So Joe Biden Is Corrupt. Now What?
Why did The New York Times only now admit what we long ago knew to be true?
These are genuinely weird times, politically speaking. Normally, it’s the opposition party that counts down the days until the end of the other guy’s presidency. Remember those countdown clocks for Donald Trump? These days, though, it’s the Democrats in power who can’t wait to be done with a colossal embarrassment of their own making: the outlandishly, uproariously bad presidency of Joe Biden.
No wonder the leftist intelligentsia has been so fixated on Russia and Ukraine: It takes their minds off the reality that they’re walking around with “Kick Me” signs on their backsides. And just think: These thin-skinned, power-mad Democrats still have three more years of suffering ahead of them — three more years of lasting damage to the brand that just a few years ago boasted cool, young, cognitively capable Barack Obama as its standard-bearer.
This, then, is the political prison that the Democrats find themselves in — and it’s a prison of their own making. Every single one of those Democrat power brokers knew Joe Biden was losing it cognitively, but they propped him up and pushed his candidacy forward nonetheless. Why? Because it was all they had short of a Bernie Sanders curb-stomping at the feet of Donald Trump’s size 12 Oxfords.
Three more years. Of Scranton Joe Biden. That is, unless they can somehow get rid of him beforehand.
We ponder this because we wonder what was behind the New York Times’s 24th-paragraph concession about the authenticity of Hunter Biden’s MacBook. Better 17 months late than never, we suppose, but why now? It’s not as if the Times can recover its reputation. As columnist Joy Pullmann writes: “[The Times] is pulling what propaganda experts call a ‘limited hangout.’ That’s admitting to bits of the truth in order to re-establish yourself as a credible authority while attempting to keep the whole truth hidden.”
So Biden is corrupt. This we already knew. Now what? And again: Why now? Pullmann continues:
Why would The New York Times do this — and Facebook and Twitter not ban this information release just like they did before? Well, one explanation is hierarchy reinforcement. As I wrote Monday, like forcing their “minions” to wear face masks, the ridiculously belated laptop confirmation also equals the ruling class “flexing their power to say things they won’t allow their political opponents to say.”
There’s another explanation, though. It’s that Joe Biden is no longer useful to the ruling class. After being used to win an election, he’s now making it impossible for them to credibly foist on Americans the idea that his party could win another one with him on their masthead. The donkey is showing through the lion skin, and so they need a new donkey.
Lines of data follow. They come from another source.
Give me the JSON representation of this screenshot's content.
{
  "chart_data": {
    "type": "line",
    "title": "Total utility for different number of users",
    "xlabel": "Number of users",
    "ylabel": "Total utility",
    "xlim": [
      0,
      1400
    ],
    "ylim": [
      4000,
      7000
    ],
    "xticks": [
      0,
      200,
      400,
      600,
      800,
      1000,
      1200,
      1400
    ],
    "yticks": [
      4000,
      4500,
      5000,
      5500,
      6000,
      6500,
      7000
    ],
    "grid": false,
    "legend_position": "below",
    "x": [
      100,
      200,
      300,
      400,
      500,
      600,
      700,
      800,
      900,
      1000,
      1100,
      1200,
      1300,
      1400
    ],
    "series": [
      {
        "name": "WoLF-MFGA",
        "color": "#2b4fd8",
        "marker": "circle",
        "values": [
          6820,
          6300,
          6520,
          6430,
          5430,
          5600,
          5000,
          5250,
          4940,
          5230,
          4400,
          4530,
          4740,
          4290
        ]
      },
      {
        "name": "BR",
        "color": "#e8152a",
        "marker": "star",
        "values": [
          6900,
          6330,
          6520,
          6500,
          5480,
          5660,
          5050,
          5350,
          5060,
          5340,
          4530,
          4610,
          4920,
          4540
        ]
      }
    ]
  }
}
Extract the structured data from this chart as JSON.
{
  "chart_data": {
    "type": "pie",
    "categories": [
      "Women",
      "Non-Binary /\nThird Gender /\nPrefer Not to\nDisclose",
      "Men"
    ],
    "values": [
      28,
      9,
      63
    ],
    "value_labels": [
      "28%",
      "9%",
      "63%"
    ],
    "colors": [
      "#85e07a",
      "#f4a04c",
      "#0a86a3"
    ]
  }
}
A new donkey. But who might that be? Normally, an aging president might somehow be ushered gracefully and tactfully off the stage, thereby clearing the way for a younger, stronger, more vibrant, more cognitively capable successor. But in Biden’s urgency to pander to women and blacks, he painted himself into an identity-politics corner. And the result was a decidedly not-ready-for-primetime Kamala Harris, the nation’s first Bay Area progressive vice president of Jamaican-Indian descent who grew up in Canada and whose ancestors were slaveowners.
Or, as columnist Byron York calls her, “The Democrats’ Kamala Harris problem.” He writes: “It’s hard to exaggerate how odd the Biden-Harris situation is for Democrats. A first-term president is expected to run for reelection. No president wants to be a lame duck in his first years in office. And yet that is where Biden could be headed. And that shines an especially intense light on the question of succession, and the first in line: a very unpopular, very problematic Vice President Kamala Harris.”
Three more years of Joe Biden. In a way, it lends new and urgent meaning to “the significance of the passage of time.”